Der Deutsche Bundestag hat am 23. Juni in zweiter und dritter Lesung den Gesetzentwurf zur Umsetzung der EU-Richtlinie über transparente und vorhersehbare Arbeitsbedingungen in der Europäischen Union verabschiedet. Das Gesetz bringt zahlreiche arbeitsrechtliche Änderungen im Nachweisgesetz und anderen Gesetzen mit sich, die von erheblicher Bedeutung für die Praxis sind.

Die Frist für die Umsetzung der Arbeitsbedingungenrichtlinie läuft am 31. Juli 2022 aus.
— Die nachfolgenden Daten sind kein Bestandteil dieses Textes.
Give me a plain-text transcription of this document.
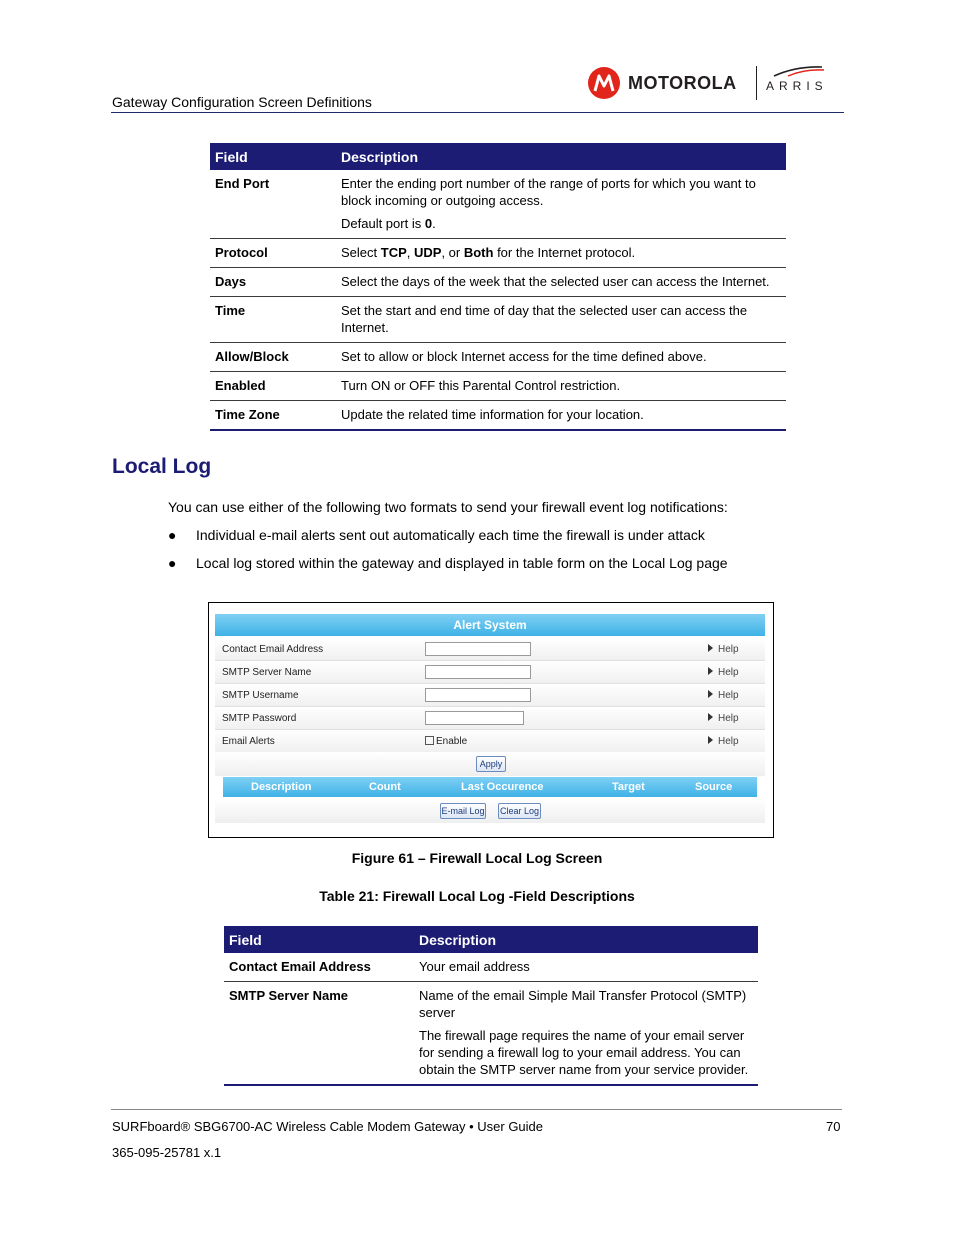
MOTOROLA ARRIS
Gateway Configuration Screen Definitions
Field	Description
End Port	Enter the ending port number of the range of ports for which you want to block incoming or outgoing access.

Default port is 0.

Protocol	Select TCP, UDP, or Both for the Internet protocol.
Days	Select the days of the week that the selected user can access the Internet.
Time	Set the start and end time of day that the selected user can access the Internet.
Allow/Block	Set to allow or block Internet access for the time defined above.
Enabled	Turn ON or OFF this Parental Control restriction.
Time Zone	Update the related time information for your location.
Local Log
You can use either of the following two formats to send your firewall event log notifications:
● Individual e-mail alerts sent out automatically each time the firewall is under attack
● Local log stored within the gateway and displayed in table form on the Local Log page
Alert System
Contact Email Address	Help
SMTP Server Name	Help
SMTP Username	Help
SMTP Password	Help
Email Alerts	Enable	Help
Apply
Description	Count	Last Occurence	Target	Source
E-mail Log Clear Log
Figure 61 – Firewall Local Log Screen
Table 21: Firewall Local Log -Field Descriptions
Field	Description
Contact Email Address	Your email address
SMTP Server Name	Name of the email Simple Mail Transfer Protocol (SMTP) server

The firewall page requires the name of your email server for sending a firewall log to your email address. You can obtain the SMTP server name from your service provider.

SURFboard® SBG6700-AC Wireless Cable Modem Gateway • User Guide
365-095-25781 x.1
70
Gesetz sieht Änderungen am Nachweisgesetz vor

Hauptsächlich wird die Arbeitsbedingungenrichtlinie durch Änderungen des Nachweisgesetzes (NachwG) verwirklicht, aber auch andere Gesetze wie zum Beispiel das Arbeitnehmerüberlassungsgesetz oder das Teilzeit- und Befristungsgesetz werden geändert.

 

Die wesentlichen Änderungen des NachwG betreffen die folgenden Umstände:

  • Die im Gesetz vorgesehenen Neuregelungen sind in vielerlei Hinsicht kaum nachvollziehbar. Am erstaunlichsten aber ist, dass es dabei bleibt, dass die wesentlichen Arbeitsbedingungen schriftlich niederzulegen sind. Die elektronische Form bleibt gemäß § 2 Abs. 1 Satz 3 NachwG ausgeschlossen. Dieser Anachronismus verwundert vor allem deshalb, weil Art. 3 der Arbeitsbedingungenrichtlinie ausdrücklich die elektronische Form zulässt. Es ist nicht zu verstehen, dass der deutsche Gesetzgeber diese Möglichkeit im digitalen Zeitalter nicht aufgegriffen hat.
  • Erstmals werden Verstöße gegen bestimmte Vorschriften des NachwG als Ordnungswidrigkeit behandelt, die mit einer Geldbuße von jeweils bis zu 2.000 Euro geahndet werden können. Wenn also ein Unternehmen die wesentlichen Arbeitsbedingungen von Mitarbeitenden mit einer qualifizierten elektronischen Signatur statt in Schriftform niederlegt, kann dies zu einer Geldbuße führen.
  • Bei neu begründeten Arbeitsverhältnissen sieht das Gesetz in Abhängigkeit der Art der Arbeitsbedingungen unterschiedliche Fristen für die Aushändigung der wesentlichen Arbeitsbedingungen vor (vom ersten Tag der Arbeitsleistung bis spätestens einen Monat nach vereinbartem Beginn des Arbeitsverhältnisses). In der Praxis wird das dazu führen, dass alle Arbeitsbedingungen am ersten Tag ausgehändigt werden.
  • Auch für Arbeitsverhältnisse, die begründet wurden bevor die Änderungen des NachwG in Kraft getreten sind, gelten die Neuregelungen. Mitarbeitende können vom Arbeitgeber verlangen, dass die im NachwG genannten wesentlichen Arbeitsbedingungen innerhalb von einer Woche ausgehändigt werden.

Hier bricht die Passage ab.